漫画が老いる速さは、小説や映画、写真に比べて異常だと思う。
手放した宝物『天使なんかじゃない』
小学生の時に通っていた美容室のお姉さんがおすすめしてくれて、何度も何度も何度も読んだ。『天使なんかじゃない』を、何を血迷ったのか大学生のときに全巻売ってしまった。当時の失態を取り返すかのようにこのりぼん展にて、愛蔵版を購入した。
私が一才のときに連載終了した漫画が、2年前に新装再編版として発売されていたのは知っていた。この展覧会がとどめだった。エモーションが非常に動く。

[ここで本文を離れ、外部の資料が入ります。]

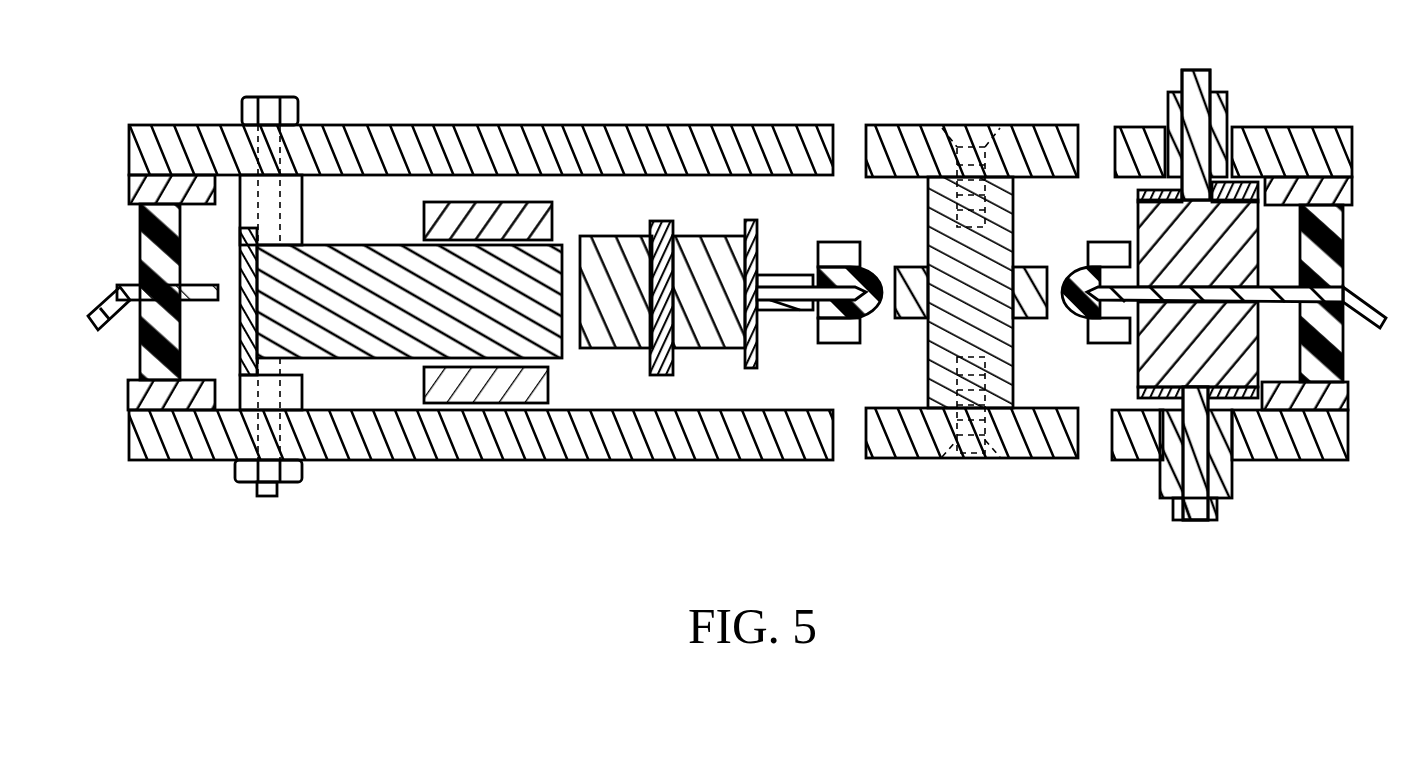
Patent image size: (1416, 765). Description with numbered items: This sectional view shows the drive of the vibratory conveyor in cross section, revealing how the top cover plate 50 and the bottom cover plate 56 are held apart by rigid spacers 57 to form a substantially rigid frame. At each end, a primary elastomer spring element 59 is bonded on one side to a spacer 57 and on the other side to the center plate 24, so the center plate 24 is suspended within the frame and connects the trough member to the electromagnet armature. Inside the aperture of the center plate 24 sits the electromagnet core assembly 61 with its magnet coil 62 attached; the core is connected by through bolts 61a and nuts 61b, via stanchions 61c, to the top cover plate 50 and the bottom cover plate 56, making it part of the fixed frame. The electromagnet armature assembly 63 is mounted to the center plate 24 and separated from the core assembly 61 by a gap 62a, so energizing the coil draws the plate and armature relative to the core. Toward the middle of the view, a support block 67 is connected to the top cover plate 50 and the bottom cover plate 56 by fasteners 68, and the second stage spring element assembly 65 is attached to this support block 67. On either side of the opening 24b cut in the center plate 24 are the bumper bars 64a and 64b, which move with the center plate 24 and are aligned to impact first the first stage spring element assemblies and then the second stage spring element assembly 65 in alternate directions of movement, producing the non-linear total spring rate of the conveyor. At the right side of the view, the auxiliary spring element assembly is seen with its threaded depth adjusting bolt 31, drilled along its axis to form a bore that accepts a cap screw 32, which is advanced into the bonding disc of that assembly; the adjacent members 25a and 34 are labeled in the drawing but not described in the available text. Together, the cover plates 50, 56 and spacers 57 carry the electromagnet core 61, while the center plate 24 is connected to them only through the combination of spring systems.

そしてここでもまた絵の古さ問題が登場する。何とカバーが矢沢あい先生の新規書き下ろしなのだ。(凄まじく翠がナナで晃がレンなの辛い)
一巻の最初のコマとの差がもうとんでもない。脳と手と目がちゃんと繋がっていない私だが、ちゃんと見比べてみた。
なるほど確かに新装版では目が離れて、顔の余白が少ない。化粧と一緒だ。
古いと感じて、そして
今までの名作の数々を観て歩いているうちに、ふと寂しさを覚えた。
この絵は古いと脳がキャッチした瞬間に、この作品を初めて読む人たちに敬遠されてしまうのではないかと思ったのだ。
だって私がそうだから。
でも読み返してみると、やっぱり最強に面白い。伏線も展開もぐいと引き込まれる。
寂しい。
今は新しいと思えている絵だって、同じようにきっと古くなっていくのだろう。
そうであるならば、蓄積されていく今までの作品は一体どこに行っちゃうんだろうか。
読み手として、漫画という文化のこの先のことを、生意気にもぼんやりと考えた一日だった。
おしまい
おまけ。
まるちゃんにドラえもんが出てくる、そういうのもすごくすき。しかもすごいメタだし。